Mash-ups — Web sites created independently of Google that embellish Google Maps with annotations, photos and interactive content — open up a whole new world. Pegg explained that "mash-up," a term used in the music industry for remixing songs together into new musical combinations, applies to Google Maps applications, too.
"You're taking the map and the data and mashing it up together," Pegg said. "The many mapping innovations that Google has introduced have turned lots of people into mash-up creators — not just folks with technical backgrounds but people with no programming skills who can create a Google mash-up in minutes on the Web using Google's map creation tools."
Once a mash-up is launched online, many mash-up creators invite users to add information to their mash-ups, accumulating helpful facts at a local or national level. Gas Buddy, for example, posts gas prices directly onto a searchable map.

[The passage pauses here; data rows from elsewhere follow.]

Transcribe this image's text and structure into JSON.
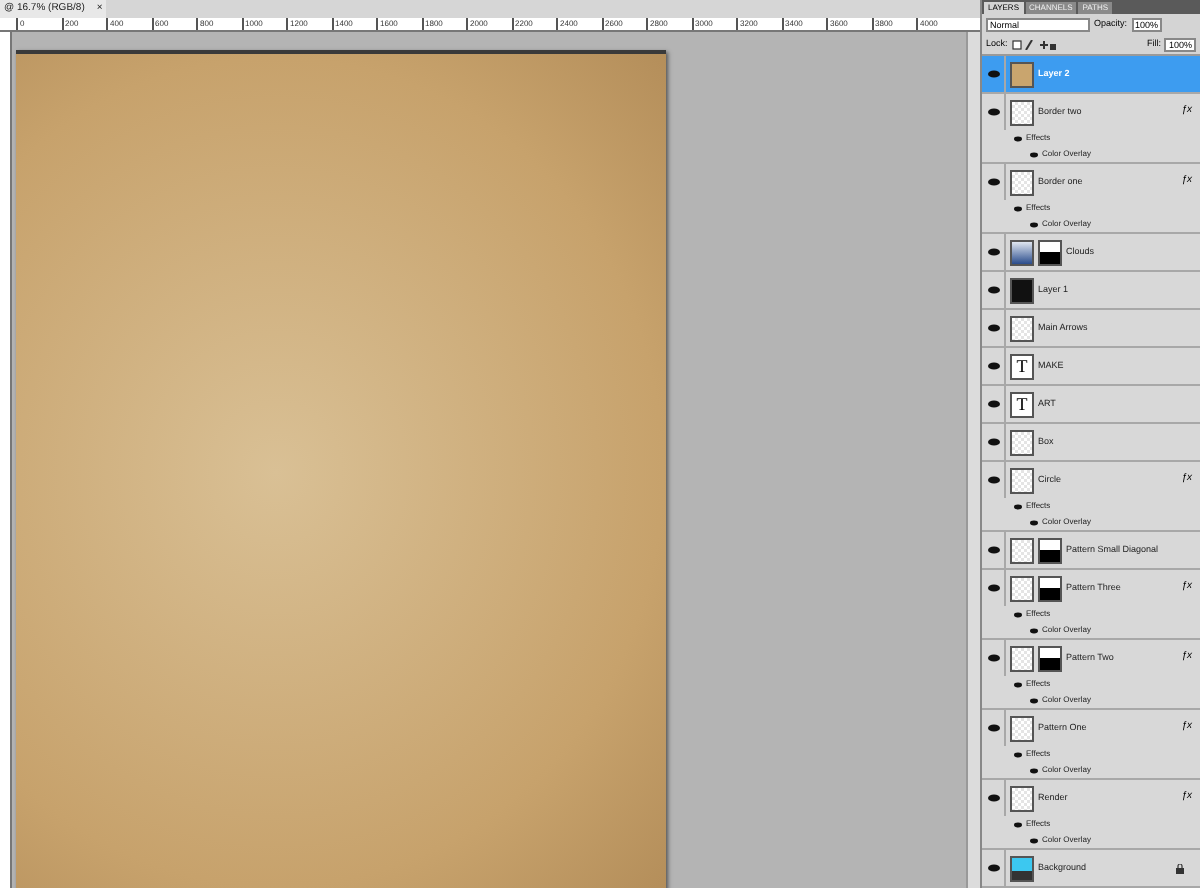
{
  "document_tab": {
    "title": "@ 16.7% (RGB/8)",
    "close": "×"
  },
  "ruler": {
    "ticks": [
      "0",
      "200",
      "400",
      "600",
      "800",
      "1000",
      "1200",
      "1400",
      "1600",
      "1800",
      "2000",
      "2200",
      "2400",
      "2600",
      "2800",
      "3000",
      "3200",
      "3400",
      "3600",
      "3800",
      "4000"
    ]
  },
  "layers_panel": {
    "tabs": [
      {
        "label": "LAYERS",
        "selected": true
      },
      {
        "label": "CHANNELS",
        "selected": false
      },
      {
        "label": "PATHS",
        "selected": false
      }
    ],
    "blend_mode": "Normal",
    "opacity_label": "Opacity:",
    "opacity": "100%",
    "lock_label": "Lock:",
    "fill_label": "Fill:",
    "fill": "100%",
    "layers": [
      {
        "name": "Layer 2",
        "kind": "texture",
        "selected": true,
        "visible": true,
        "mask": false,
        "locked": false
      },
      {
        "name": "Border two",
        "kind": "pattern",
        "selected": false,
        "visible": true,
        "mask": false,
        "locked": false,
        "fx": "ƒx",
        "effects": [
          "Effects",
          "Color Overlay"
        ]
      },
      {
        "name": "Border one",
        "kind": "pattern",
        "selected": false,
        "visible": true,
        "mask": false,
        "locked": false,
        "fx": "ƒx",
        "effects": [
          "Effects",
          "Color Overlay"
        ]
      },
      {
        "name": "Clouds",
        "kind": "clouds",
        "selected": false,
        "visible": true,
        "mask": true,
        "locked": false
      },
      {
        "name": "Layer 1",
        "kind": "dark",
        "selected": false,
        "visible": true,
        "mask": false,
        "locked": false
      },
      {
        "name": "Main Arrows",
        "kind": "pattern",
        "selected": false,
        "visible": true,
        "mask": false,
        "locked": false
      },
      {
        "name": "MAKE",
        "kind": "text",
        "thumb_text": "T",
        "selected": false,
        "visible": true,
        "mask": false,
        "locked": false
      },
      {
        "name": "ART",
        "kind": "text",
        "thumb_text": "T",
        "selected": false,
        "visible": true,
        "mask": false,
        "locked": false
      },
      {
        "name": "Box",
        "kind": "pattern",
        "selected": false,
        "visible": true,
        "mask": false,
        "locked": false
      },
      {
        "name": "Circle",
        "kind": "pattern",
        "selected": false,
        "visible": true,
        "mask": false,
        "locked": false,
        "fx": "ƒx",
        "effects": [
          "Effects",
          "Color Overlay"
        ]
      },
      {
        "name": "Pattern Small Diagonal",
        "kind": "pattern",
        "selected": false,
        "visible": true,
        "mask": true,
        "locked": false
      },
      {
        "name": "Pattern Three",
        "kind": "pattern",
        "selected": false,
        "visible": true,
        "mask": true,
        "locked": false,
        "fx": "ƒx",
        "effects": [
          "Effects",
          "Color Overlay"
        ]
      },
      {
        "name": "Pattern Two",
        "kind": "pattern",
        "selected": false,
        "visible": true,
        "mask": true,
        "locked": false,
        "fx": "ƒx",
        "effects": [
          "Effects",
          "Color Overlay"
        ]
      },
      {
        "name": "Pattern One",
        "kind": "pattern",
        "selected": false,
        "visible": true,
        "mask": false,
        "locked": false,
        "fx": "ƒx",
        "effects": [
          "Effects",
          "Color Overlay"
        ]
      },
      {
        "name": "Render",
        "kind": "pattern",
        "selected": false,
        "visible": true,
        "mask": false,
        "locked": false,
        "fx": "ƒx",
        "effects": [
          "Effects",
          "Color Overlay"
        ]
      },
      {
        "name": "Background",
        "kind": "sky",
        "selected": false,
        "visible": true,
        "mask": false,
        "locked": true
      }
    ]
  }
}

Weather Bonk accesses weather conditions through a map and syncs forecasts with driving directions. At RoadPetition, drivers can target road conditions that are hazardous or annoying (such as potholes) and get a petition started to fix the problem. More information about such sites is available through Google Maps Mania and Cool Google Maps.
Mash-Ups Hit the Road
Travelers can learn about local customs and taboos by clicking on vacation destinations at Travel Dodo. Clickable maps with information about restaurants, clubs and sports events are available online for large cities in the country. Other sites cater to more idiosyncratic tastes, like Dark Destinations or Roadside America, which pinpoint offbeat tourist attractions around the country.
Google Maps also provides information on traffic jams. Cities from Boston to San Francisco are digitally mapping their transit systems. Google Maps has recently added an option within its driving directions function that offers public transit information and is testing a ride finder portal, currently with taxi and shuttle information for several cities. RideShare.us uses Google Maps to help commuters and event planners reduce roadway and parking congestion by establishing carpools.

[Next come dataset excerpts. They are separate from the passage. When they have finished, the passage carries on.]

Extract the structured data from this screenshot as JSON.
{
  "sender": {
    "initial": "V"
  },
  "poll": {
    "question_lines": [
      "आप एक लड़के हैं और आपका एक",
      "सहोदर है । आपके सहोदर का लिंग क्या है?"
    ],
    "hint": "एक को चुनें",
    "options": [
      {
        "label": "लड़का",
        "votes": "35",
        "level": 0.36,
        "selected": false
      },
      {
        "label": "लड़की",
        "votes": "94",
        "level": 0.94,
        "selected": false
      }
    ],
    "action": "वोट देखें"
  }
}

Mobile devices allow you to take Google Maps along for the drive. On its site, Google explains how to access Google Maps with cell phones or portable digital assistants or how to use them to enhance GPS data. Before hitting the road, mobile phone users can check SignalMap to search for cell phone coverage, locate dead spots and compare signal strengths at various locations.
Mercedes-Benz drivers with the TeleAid driver assistance system can even send Google Map searches to their car's navigation system using the recently introduced Search & Send function. And if a Benz driver forgets to download the map before they get on the road, they can ask anyone at a computer to transmit it remotely. Mercedes-Benz is the only company that offers this feature in the United States, though a similar service is available from BMW in Germany.
With so many creative uses of Google Maps out there, you may be inspired to put the Web site to the test. Use Street View to plan a scenic drive or to decide whether that sidewalk café really has romantic ambience. Drag and drop to plot the shortest route to work. Find a mash-up to help you remember the name of the terrific hotel you stayed at on your last vacation. Edmunds recently set up the Stupid Google Tricks discussion on CarSpace to share wacky or practical ways drivers use Google Maps or Google Earth. From repair shops to alternative-fuel stations, from classic car rallies to rest stop locations, Google Maps can bring the automotive world to your door.